Hier, j’ai retenté ma chance avec ma vieille tablette graphique Wacom Bamboo Fun que je n’étais jamais parvenue à calibrer sur le PC de bureau que j’avais il y a 3-4 ans. Quelle ne fut pas ma joie en constatant que sous le Windows 7 de mon dernier ordinateur portable, cela marchait nickel ! Du coup, ni une ni deux, je me suis ruée sur un projet qui me tenait à cœur mais qui était difficile à mettre en place tant que je n’avais pas de quoi dessiner directement sur écran : la photo invasion.

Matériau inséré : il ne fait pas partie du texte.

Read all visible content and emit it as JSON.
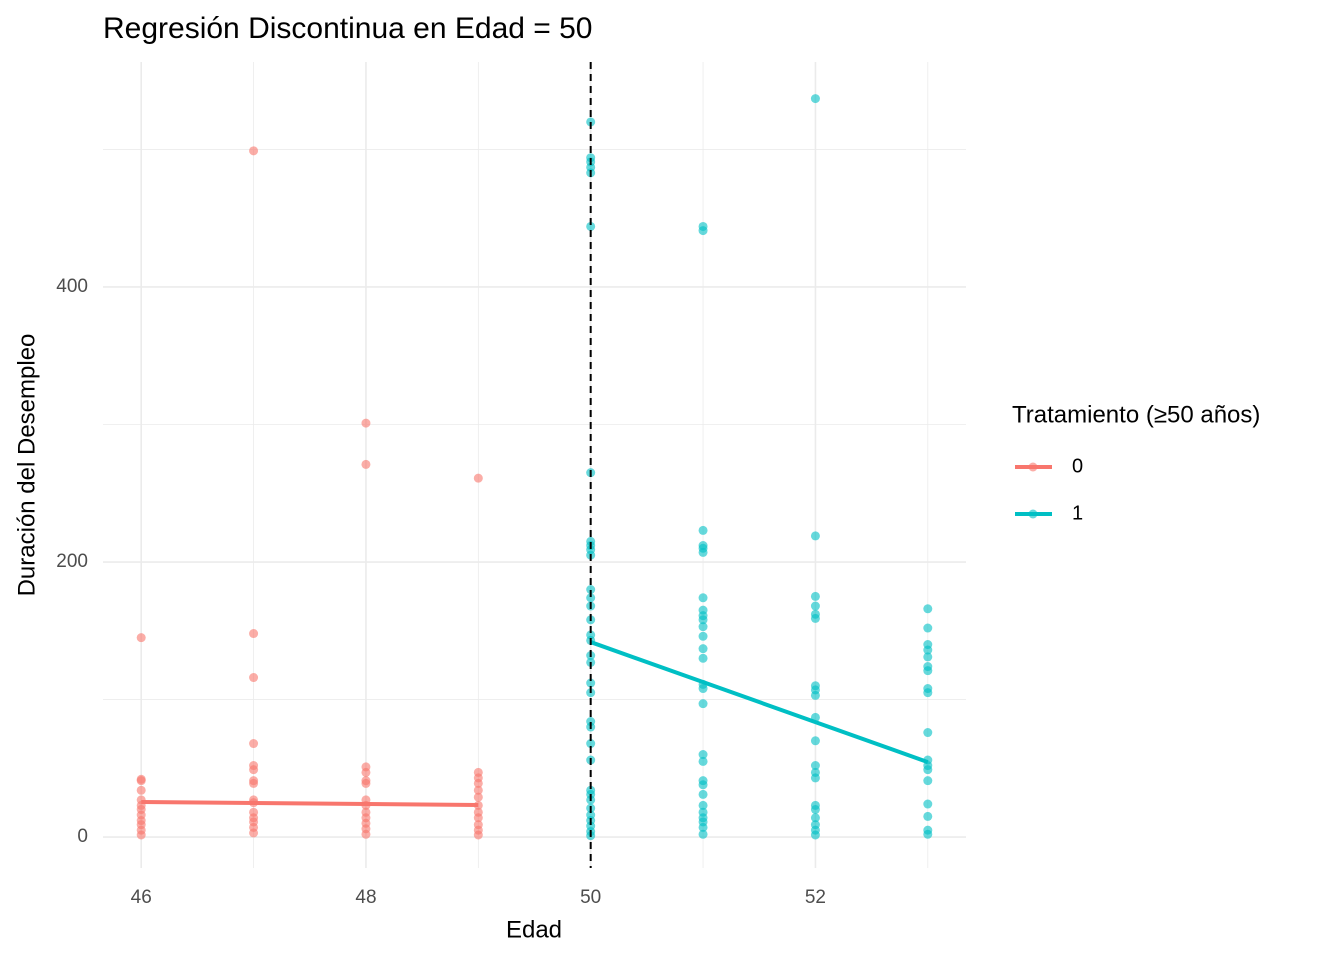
{
  "chart_data": {
    "type": "scatter",
    "title": "Regresión Discontinua en Edad = 50",
    "xlabel": "Edad",
    "ylabel": "Duración del Desempleo",
    "xlim": [
      45.66,
      53.34
    ],
    "ylim": [
      -22.5,
      563.6
    ],
    "xticks": [
      46,
      48,
      50,
      52
    ],
    "yticks": [
      0,
      200,
      400
    ],
    "xminorticks": [
      47,
      49,
      51,
      53
    ],
    "yminorticks": [
      100,
      300,
      500
    ],
    "grid": true,
    "vline": 50,
    "legend_title": "Tratamiento (≥50 años)",
    "legend": "right",
    "series": [
      {
        "name": "0",
        "color": "#F8766D",
        "x": [
          46,
          46,
          46,
          46,
          46,
          46,
          46,
          46,
          46,
          46,
          46,
          46,
          47,
          47,
          47,
          47,
          47,
          47,
          47,
          47,
          47,
          47,
          47,
          47,
          47,
          47,
          47,
          48,
          48,
          48,
          48,
          48,
          48,
          48,
          48,
          48,
          48,
          48,
          48,
          48,
          49,
          49,
          49,
          49,
          49,
          49,
          49,
          49,
          49,
          49,
          49,
          49
        ],
        "values": [
          145,
          42,
          41,
          34,
          27,
          23,
          20,
          16,
          12,
          9,
          5,
          1.5,
          499,
          148,
          116,
          68,
          52,
          49,
          41,
          39,
          27,
          25,
          18,
          14,
          11,
          7,
          3,
          301,
          271,
          51,
          47,
          41,
          39,
          27,
          23,
          18,
          14,
          10,
          6,
          2,
          261,
          47,
          43,
          39,
          34,
          29,
          23,
          18,
          14,
          9,
          5,
          1.5
        ],
        "fit": {
          "x": [
            46,
            49
          ],
          "values": [
            25.5,
            23.3
          ]
        }
      },
      {
        "name": "1",
        "color": "#00BFC4",
        "x": [
          50,
          50,
          50,
          50,
          50,
          50,
          50,
          50,
          50,
          50,
          50,
          50,
          50,
          50,
          50,
          50,
          50,
          50,
          50,
          50,
          50,
          50,
          50,
          50,
          50,
          50,
          50,
          50,
          50,
          50,
          50,
          50,
          50,
          50,
          51,
          51,
          51,
          51,
          51,
          51,
          51,
          51,
          51,
          51,
          51,
          51,
          51,
          51,
          51,
          51,
          51,
          51,
          51,
          51,
          51,
          51,
          51,
          51,
          51,
          51,
          51,
          51,
          52,
          52,
          52,
          52,
          52,
          52,
          52,
          52,
          52,
          52,
          52,
          52,
          52,
          52,
          52,
          52,
          52,
          52,
          52,
          52,
          53,
          53,
          53,
          53,
          53,
          53,
          53,
          53,
          53,
          53,
          53,
          53,
          53,
          53,
          53,
          53,
          53,
          53
        ],
        "values": [
          520,
          494,
          491,
          487,
          483,
          444,
          265,
          215,
          212,
          209,
          205,
          180,
          174,
          168,
          158,
          147,
          143,
          132,
          127,
          112,
          105,
          84,
          80,
          68,
          56,
          34,
          31,
          27,
          21,
          16,
          12,
          8,
          4,
          1,
          444,
          441,
          223,
          212,
          210,
          207,
          174,
          165,
          161,
          158,
          153,
          146,
          137,
          130,
          111,
          108,
          97,
          60,
          55,
          41,
          38,
          31,
          23,
          18,
          14,
          11,
          7,
          2,
          537,
          219,
          175,
          168,
          162,
          159,
          110,
          107,
          103,
          87,
          70,
          52,
          47,
          43,
          23,
          20,
          14,
          9,
          5,
          1.5,
          166,
          152,
          140,
          136,
          131,
          124,
          121,
          108,
          105,
          76,
          56,
          52,
          49,
          41,
          24,
          15,
          5,
          2
        ],
        "fit": {
          "x": [
            50,
            53
          ],
          "values": [
            141.8,
            54.5
          ]
        }
      }
    ]
  }
}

Pour ceux qui ne connaissent pas le phénomène, il s’agit d’envoyer des photos personnelles à un dessinateur, qui s’amuse alors à ajouter des éléments à la main pour apporter un côté humoristique au cliché de base.

Cécilia m’ayant invitée à me servir sur son profil, j’ai récupéré un souvenir de sa jolie Lola en vacances. Vous avez pu voir le cliché originel en début d’article.

lola

Dessin © Thalyssa

Si vous avez envie de participer à cette nouvelle rubrique, n’hésitez pas à me faire parvenir vos clichés via le formulaire de contact ou la messagerie privée de ma page facebook 🙂

À bientôt !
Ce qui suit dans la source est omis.